As to Turkey, it plays a highly ambiguous game, going as far as blocking the accession of Sweden and Finland to NATO. Its attitude towards the EU is highly unpredictable and the recent provocations against Greece do not augur well for the future. It is difficult to recognize here the normal behaviour of a candidate country.

These major geopolitical shifts take place against the background of a worsening economic and social situation. The EU, as others, faces spiraling energy and cereal prices and inflation levels not known for decades. The frantic search for energy alternatives to Russian gas and oil clashes with the climate change targets, as coal mines reopen in Germany and elsewhere. Big questions arise about economic governance: how to manage inflation, how to ensure a reversal of the increasing debt levels, how to deal with the reduction of quantitative easing. Social unrest increases, as seen in Belgium over the last days. At the same time, political instability is on the rise, as seen with the latest French elections, the outcome of which raises questions about the governability of one of the key Member States. It would be a tragedy if the impressive show of unity concerning Ukraine foundered on the rocks of a political, economic or fiscal crisis.
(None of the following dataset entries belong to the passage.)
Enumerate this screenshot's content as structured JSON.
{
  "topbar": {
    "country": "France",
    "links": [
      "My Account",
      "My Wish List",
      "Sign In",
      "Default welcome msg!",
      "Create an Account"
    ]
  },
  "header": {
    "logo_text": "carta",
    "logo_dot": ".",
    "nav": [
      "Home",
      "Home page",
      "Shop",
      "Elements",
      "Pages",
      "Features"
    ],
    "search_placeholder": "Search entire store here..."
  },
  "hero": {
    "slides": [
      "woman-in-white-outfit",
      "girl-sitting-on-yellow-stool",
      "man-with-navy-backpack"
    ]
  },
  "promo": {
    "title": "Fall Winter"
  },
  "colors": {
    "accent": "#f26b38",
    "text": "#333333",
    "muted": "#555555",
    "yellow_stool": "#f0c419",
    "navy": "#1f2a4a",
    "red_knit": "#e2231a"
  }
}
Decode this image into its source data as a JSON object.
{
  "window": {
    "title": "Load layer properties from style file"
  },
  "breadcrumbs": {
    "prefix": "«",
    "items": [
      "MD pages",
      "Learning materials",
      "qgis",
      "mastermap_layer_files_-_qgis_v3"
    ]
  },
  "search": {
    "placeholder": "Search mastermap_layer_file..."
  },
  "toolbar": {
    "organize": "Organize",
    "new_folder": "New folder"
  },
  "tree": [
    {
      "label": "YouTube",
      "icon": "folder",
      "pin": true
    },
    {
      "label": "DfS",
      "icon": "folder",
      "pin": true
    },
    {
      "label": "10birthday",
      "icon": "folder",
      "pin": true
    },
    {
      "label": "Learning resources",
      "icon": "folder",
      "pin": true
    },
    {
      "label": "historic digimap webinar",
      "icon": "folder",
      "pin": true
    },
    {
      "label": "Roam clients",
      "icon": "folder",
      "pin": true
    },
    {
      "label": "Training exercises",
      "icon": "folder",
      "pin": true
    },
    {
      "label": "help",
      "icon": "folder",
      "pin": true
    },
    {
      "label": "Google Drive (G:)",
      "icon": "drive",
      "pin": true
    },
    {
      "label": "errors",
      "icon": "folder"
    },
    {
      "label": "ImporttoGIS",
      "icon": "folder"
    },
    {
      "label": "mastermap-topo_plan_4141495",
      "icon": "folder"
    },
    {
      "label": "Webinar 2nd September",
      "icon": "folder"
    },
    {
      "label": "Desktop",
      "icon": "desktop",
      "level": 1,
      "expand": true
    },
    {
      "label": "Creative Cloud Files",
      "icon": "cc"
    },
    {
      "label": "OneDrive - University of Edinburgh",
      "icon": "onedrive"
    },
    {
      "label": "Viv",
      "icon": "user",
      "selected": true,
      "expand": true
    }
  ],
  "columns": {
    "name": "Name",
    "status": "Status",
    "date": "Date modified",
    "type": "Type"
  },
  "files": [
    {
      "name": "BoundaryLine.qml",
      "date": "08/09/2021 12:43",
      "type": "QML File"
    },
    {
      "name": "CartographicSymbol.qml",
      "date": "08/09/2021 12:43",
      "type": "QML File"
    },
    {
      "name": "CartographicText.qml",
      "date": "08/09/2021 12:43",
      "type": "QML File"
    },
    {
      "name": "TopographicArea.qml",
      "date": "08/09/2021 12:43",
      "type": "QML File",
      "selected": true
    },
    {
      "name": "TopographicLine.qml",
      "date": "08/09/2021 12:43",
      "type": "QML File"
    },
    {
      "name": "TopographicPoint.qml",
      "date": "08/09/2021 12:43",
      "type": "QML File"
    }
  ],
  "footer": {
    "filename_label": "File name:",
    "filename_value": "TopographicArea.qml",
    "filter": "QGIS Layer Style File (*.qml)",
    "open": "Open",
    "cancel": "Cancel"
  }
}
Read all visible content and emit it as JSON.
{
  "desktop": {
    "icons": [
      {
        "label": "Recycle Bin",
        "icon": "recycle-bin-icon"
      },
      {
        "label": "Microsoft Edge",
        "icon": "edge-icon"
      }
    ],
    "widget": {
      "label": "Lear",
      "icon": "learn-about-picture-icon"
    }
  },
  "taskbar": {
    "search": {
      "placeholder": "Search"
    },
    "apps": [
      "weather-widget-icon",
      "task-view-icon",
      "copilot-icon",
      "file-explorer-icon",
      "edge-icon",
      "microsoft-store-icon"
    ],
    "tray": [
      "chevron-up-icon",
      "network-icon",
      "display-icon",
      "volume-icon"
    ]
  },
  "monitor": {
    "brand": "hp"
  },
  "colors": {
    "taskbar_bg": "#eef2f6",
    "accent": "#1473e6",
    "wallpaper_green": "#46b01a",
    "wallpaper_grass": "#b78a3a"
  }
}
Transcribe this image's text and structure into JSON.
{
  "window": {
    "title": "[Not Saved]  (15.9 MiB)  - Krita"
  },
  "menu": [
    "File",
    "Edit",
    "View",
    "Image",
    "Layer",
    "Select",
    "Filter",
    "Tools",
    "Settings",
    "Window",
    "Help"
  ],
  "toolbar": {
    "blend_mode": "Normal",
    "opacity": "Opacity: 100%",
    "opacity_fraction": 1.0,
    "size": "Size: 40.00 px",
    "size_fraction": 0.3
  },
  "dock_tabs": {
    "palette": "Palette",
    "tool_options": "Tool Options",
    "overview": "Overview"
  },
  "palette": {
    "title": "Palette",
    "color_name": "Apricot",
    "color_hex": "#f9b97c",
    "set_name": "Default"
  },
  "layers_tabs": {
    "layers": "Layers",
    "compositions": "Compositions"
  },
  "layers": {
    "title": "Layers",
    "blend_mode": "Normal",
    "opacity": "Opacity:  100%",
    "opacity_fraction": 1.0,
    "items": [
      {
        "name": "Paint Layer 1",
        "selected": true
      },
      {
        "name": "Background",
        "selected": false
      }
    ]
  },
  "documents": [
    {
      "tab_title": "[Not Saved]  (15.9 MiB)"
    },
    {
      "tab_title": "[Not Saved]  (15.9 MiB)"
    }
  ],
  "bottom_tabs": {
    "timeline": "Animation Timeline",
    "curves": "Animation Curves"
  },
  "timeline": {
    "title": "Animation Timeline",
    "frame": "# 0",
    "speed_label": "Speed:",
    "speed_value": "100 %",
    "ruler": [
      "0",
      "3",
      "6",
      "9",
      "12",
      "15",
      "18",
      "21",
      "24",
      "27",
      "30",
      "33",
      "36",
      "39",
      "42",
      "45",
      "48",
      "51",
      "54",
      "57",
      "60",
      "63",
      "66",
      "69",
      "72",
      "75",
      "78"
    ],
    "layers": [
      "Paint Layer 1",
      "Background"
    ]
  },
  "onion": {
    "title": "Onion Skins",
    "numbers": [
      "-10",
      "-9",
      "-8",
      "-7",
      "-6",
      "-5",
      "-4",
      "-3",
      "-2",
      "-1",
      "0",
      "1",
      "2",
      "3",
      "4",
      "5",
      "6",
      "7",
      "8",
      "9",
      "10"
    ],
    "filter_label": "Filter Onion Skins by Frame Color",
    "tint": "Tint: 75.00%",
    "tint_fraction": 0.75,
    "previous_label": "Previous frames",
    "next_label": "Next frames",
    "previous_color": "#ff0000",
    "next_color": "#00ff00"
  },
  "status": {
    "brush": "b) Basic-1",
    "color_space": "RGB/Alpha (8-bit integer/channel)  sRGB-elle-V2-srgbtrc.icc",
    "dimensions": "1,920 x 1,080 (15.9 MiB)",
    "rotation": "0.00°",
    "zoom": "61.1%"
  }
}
The times to come will be challenging. It will be more important than ever to preserve European unity on the big issues. I say “big issues” because controversial debates about policies are not a problem, they are part of democracy; we should stop talking about a ‘crisis’ whenever there is disagreement on policy choices, or institutions discuss controversially.

More generally, the EU should continue drawing all the lessons from the past and present crises and launch a concerted and structured effort of increasing our resilience and capacity to act (‘Strategic Autonomy’). This should comprise a systematic analysis of our strengths and weaknesses across the whole policy range. It is vital to face the myriad of difficulties we are facing.

There is also a need to look at internal problems and divisions. The time has come for a fresh dialogue with countries like Poland and Hungary on the way to deal with each other and on the common responsibility to respect fundamental values and diversity at the same time. This has started with the recent agreement between the Commission and Poland on issues of rule of law. The geostrategic shifts we described and the risks that go with them should help focus minds across the range of political views in the EU.

The overall picture looks gloomy. It is difficult to be overly positive about the state of a world that is in turmoil. That is not a reason to abandon hope or determination. And even less so to call into question the EU or to undermine it. With a strong and united EU, we have a fighting chance to cope with the modern world. Without the EU, there is zero chance to do so.